Tuesday, May 13, 2008

Religion and Neuroscience

You know that something's happening when David Brooks writes a column about Neural Buddhism.
Over the past several years, the momentum has shifted away from hard-core materialism. The brain seems less like a cold machine. It does not operate like a computer. Instead, meaning, belief and consciousness seem to emerge mysteriously from idiosyncratic networks of neural firings. Those squishy things called emotions play a gigantic role in all forms of thinking. Love is vital to brain development.

Researchers now spend a lot of time trying to understand universal moral intuitions. Genes are not merely selfish, it appears. Instead, people seem to have deep instincts for fairness, empathy and attachment.

Scientists have more respect for elevated spiritual states. Andrew Newberg of the University of Pennsylvania has shown that transcendent experiences can actually be identified and measured in the brain (people experience a decrease in activity in the parietal lobe, which orients us in space). The mind seems to have the ability to transcend itself and merge with a larger presence that feels more real.
And this:
In their arguments with Christopher Hitchens and Richard Dawkins, the faithful have been defending the existence of God. That was the easy debate. The real challenge is going to come from people who feel the existence of the sacred, but who think that particular religions are just cultural artifacts built on top of universal human traits. It’s going to come from scientists whose beliefs overlap a bit with Buddhism.

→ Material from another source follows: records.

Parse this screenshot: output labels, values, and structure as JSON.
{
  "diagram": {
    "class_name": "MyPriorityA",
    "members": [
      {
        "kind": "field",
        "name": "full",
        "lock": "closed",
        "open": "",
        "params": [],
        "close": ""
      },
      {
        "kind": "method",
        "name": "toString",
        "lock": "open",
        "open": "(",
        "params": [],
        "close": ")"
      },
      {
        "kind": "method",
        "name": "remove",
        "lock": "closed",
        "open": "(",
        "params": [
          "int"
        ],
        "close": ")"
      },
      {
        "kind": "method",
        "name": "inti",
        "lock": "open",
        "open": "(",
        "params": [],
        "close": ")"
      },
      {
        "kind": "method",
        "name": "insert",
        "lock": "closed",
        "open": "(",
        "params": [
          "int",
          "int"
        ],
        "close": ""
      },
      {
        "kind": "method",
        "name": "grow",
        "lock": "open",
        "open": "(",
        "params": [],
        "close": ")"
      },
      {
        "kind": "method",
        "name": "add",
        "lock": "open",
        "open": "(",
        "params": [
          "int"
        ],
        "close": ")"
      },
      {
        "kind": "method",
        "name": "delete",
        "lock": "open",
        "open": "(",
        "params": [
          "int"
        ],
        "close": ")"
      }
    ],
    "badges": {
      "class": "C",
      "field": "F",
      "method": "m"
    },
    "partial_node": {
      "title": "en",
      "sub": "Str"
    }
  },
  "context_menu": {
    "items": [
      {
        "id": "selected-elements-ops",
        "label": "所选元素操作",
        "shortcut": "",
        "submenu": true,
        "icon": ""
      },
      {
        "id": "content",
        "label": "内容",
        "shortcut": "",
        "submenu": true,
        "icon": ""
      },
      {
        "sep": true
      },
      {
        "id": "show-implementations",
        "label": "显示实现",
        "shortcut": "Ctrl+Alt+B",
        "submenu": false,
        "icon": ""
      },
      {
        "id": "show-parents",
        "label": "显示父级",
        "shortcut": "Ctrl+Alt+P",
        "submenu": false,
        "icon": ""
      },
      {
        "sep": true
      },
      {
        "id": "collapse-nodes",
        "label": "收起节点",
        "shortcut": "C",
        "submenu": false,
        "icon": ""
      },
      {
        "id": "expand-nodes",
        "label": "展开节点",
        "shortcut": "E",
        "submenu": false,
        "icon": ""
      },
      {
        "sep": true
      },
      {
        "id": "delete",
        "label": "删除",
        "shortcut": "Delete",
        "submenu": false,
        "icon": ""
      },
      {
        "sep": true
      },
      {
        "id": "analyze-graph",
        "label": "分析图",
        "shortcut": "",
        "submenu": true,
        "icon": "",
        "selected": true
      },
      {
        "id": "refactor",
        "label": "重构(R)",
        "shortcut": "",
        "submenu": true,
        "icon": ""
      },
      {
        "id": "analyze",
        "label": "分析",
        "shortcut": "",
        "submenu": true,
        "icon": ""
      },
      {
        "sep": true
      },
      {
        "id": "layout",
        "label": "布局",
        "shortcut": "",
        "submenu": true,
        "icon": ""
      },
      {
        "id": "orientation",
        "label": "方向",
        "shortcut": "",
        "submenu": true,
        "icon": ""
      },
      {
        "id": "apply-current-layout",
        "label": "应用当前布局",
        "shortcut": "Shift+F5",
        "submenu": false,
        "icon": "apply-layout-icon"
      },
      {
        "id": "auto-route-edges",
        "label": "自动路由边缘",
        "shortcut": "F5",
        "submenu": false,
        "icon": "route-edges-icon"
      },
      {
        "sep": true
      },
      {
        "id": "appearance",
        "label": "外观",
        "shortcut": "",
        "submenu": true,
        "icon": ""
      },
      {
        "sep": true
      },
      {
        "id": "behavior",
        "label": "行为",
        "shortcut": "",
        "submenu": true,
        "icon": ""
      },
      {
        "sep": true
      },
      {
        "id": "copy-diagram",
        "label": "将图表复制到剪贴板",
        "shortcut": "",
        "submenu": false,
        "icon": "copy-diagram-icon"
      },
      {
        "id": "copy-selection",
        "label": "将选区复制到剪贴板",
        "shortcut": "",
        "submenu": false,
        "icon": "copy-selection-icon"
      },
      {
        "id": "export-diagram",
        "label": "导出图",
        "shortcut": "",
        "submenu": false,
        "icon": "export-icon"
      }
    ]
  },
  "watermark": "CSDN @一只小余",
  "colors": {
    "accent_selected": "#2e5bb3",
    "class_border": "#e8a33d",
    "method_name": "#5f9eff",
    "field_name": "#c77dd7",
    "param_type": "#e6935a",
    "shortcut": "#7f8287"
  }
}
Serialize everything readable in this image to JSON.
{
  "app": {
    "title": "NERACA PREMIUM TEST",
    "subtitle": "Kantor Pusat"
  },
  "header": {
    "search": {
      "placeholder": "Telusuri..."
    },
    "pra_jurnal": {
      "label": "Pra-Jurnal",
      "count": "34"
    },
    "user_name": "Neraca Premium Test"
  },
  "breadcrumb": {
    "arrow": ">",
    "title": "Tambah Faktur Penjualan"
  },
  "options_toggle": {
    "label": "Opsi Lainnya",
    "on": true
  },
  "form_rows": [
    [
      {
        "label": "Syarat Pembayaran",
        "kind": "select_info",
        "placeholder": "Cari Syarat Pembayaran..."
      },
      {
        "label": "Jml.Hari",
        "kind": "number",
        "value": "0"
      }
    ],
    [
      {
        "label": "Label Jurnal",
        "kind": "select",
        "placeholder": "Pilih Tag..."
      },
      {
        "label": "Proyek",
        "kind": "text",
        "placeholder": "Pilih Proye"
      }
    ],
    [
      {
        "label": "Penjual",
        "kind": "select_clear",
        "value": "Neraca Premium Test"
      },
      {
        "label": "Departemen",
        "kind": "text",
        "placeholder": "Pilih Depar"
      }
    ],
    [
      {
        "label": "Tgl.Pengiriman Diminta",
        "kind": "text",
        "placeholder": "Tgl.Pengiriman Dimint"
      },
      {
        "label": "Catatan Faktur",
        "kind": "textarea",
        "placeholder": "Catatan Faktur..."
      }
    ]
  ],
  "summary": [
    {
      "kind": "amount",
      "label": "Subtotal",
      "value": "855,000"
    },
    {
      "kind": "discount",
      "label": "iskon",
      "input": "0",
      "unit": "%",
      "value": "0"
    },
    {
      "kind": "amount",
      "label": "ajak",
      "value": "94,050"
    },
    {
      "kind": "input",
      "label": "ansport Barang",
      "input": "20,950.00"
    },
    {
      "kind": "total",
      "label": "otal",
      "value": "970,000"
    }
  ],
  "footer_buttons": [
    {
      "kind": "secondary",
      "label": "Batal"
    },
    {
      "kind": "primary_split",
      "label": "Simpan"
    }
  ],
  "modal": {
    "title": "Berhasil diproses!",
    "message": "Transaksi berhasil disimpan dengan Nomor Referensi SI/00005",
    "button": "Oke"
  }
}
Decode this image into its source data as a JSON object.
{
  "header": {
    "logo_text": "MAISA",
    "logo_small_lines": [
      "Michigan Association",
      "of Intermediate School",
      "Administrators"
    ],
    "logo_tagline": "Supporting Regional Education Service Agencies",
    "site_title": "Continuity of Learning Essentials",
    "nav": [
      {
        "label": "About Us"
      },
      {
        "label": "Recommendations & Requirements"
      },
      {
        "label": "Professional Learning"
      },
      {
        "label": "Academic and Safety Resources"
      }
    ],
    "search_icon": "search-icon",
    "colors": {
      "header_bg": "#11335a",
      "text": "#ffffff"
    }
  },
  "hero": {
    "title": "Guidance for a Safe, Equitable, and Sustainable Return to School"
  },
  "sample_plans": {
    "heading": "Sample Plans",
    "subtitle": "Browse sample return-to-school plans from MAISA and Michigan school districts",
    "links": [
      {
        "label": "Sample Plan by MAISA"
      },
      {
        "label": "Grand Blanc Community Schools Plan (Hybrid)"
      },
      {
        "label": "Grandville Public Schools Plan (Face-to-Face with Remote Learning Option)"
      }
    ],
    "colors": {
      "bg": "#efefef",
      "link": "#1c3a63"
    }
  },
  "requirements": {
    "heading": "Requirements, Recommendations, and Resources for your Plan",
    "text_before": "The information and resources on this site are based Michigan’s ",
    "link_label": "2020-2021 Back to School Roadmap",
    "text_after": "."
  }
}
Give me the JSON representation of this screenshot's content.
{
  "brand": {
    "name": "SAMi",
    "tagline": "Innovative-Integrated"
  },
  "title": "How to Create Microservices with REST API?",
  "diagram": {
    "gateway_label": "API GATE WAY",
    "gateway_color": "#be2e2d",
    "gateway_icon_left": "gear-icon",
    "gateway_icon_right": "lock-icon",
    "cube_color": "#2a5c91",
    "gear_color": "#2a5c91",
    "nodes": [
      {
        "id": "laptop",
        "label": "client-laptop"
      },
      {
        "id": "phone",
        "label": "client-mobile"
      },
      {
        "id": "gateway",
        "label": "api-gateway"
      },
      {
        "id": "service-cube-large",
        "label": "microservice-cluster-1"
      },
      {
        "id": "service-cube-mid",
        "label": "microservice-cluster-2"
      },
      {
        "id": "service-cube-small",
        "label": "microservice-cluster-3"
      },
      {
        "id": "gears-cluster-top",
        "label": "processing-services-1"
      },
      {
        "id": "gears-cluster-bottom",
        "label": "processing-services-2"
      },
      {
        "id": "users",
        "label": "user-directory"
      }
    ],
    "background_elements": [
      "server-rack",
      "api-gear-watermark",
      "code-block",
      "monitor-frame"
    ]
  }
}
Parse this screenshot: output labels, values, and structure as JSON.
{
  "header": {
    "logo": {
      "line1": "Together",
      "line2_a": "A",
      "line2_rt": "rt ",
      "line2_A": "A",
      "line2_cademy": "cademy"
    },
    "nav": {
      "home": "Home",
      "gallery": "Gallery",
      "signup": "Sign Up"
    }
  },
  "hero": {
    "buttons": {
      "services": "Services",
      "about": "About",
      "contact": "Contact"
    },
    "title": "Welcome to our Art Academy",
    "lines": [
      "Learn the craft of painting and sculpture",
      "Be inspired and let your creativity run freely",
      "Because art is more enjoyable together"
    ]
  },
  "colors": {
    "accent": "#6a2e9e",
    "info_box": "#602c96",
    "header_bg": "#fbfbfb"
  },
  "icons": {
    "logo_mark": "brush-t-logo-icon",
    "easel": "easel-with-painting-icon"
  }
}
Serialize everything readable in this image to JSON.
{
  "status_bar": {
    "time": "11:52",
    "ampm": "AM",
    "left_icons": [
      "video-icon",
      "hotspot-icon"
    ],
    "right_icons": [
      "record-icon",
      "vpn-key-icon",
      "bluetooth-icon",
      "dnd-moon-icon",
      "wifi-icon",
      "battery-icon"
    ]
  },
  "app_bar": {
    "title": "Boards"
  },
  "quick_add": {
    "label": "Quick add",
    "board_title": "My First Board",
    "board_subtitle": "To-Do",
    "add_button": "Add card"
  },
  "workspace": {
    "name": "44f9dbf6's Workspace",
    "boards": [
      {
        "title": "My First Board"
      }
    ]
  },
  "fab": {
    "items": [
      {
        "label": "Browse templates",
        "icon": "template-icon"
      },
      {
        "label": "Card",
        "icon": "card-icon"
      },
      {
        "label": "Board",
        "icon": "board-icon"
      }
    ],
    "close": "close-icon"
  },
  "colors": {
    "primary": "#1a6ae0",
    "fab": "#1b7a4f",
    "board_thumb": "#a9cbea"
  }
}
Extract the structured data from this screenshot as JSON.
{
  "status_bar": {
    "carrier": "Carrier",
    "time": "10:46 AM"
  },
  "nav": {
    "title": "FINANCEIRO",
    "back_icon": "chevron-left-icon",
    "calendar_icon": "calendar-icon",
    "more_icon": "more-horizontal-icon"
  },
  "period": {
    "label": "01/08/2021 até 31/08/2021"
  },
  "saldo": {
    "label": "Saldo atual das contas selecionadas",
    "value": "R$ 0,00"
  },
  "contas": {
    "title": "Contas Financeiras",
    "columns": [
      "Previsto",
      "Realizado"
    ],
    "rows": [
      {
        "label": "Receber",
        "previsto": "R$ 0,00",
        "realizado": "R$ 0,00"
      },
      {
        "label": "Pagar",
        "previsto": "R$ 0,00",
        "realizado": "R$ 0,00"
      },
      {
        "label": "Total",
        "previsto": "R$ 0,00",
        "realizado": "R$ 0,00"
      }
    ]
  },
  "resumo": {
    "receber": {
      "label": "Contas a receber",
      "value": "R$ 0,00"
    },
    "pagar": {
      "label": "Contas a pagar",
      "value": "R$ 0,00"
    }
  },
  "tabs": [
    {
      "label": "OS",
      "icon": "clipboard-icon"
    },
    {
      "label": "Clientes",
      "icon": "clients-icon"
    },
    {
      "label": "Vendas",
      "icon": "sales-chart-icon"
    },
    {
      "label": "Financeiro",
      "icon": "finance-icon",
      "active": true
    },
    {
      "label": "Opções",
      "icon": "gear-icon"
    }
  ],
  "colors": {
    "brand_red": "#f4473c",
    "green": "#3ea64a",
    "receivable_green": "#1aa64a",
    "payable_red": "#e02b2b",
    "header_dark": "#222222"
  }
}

In unexpected ways, science and mysticism are joining hands and reinforcing each other. That’s bound to lead to new movements that emphasize self-transcendence but put little stock in divine law or revelation. Orthodox believers are going to have to defend particular doctrines and particular biblical teachings. They’re going to have to defend the idea of a personal God, and explain why specific theologies are true guides for behavior day to day. I’m not qualified to take sides, believe me. I’m just trying to anticipate which way the debate is headed. We’re in the middle of a scientific revolution. It’s going to have big cultural effects.
Half-right. It's going to have an effect on the public discourse, but things are still pretty mechanistic in the brain. The clockwork brain may have been the last of the old Laplacian concepts to die, but Brooks is trying to replace it with something mysterious and unknowable. In fact, the brain will turn out to be something pretty prosaic: a very large, non-linear pattern matching system exhibiting self-organizing complex behavior.

It's true that the neural correlates of a religious or transcendant state are beginning to be understood and have been shown to be good for you. And it's true we've found that all sorts of altruistic behavior have genetic influences that are counterintuitive if you look at simple individual well-being. But the attendant mystery is purely of the "we need to run some more experiments so we can refine our theory" sort, not any great unknowable.

That's pretty thin beer for those that need to believe in something greater than themselves. Those that need to believe in an afterlife are in even more trouble. This is not where the great accomodation between religion and science will occur. That may never happen.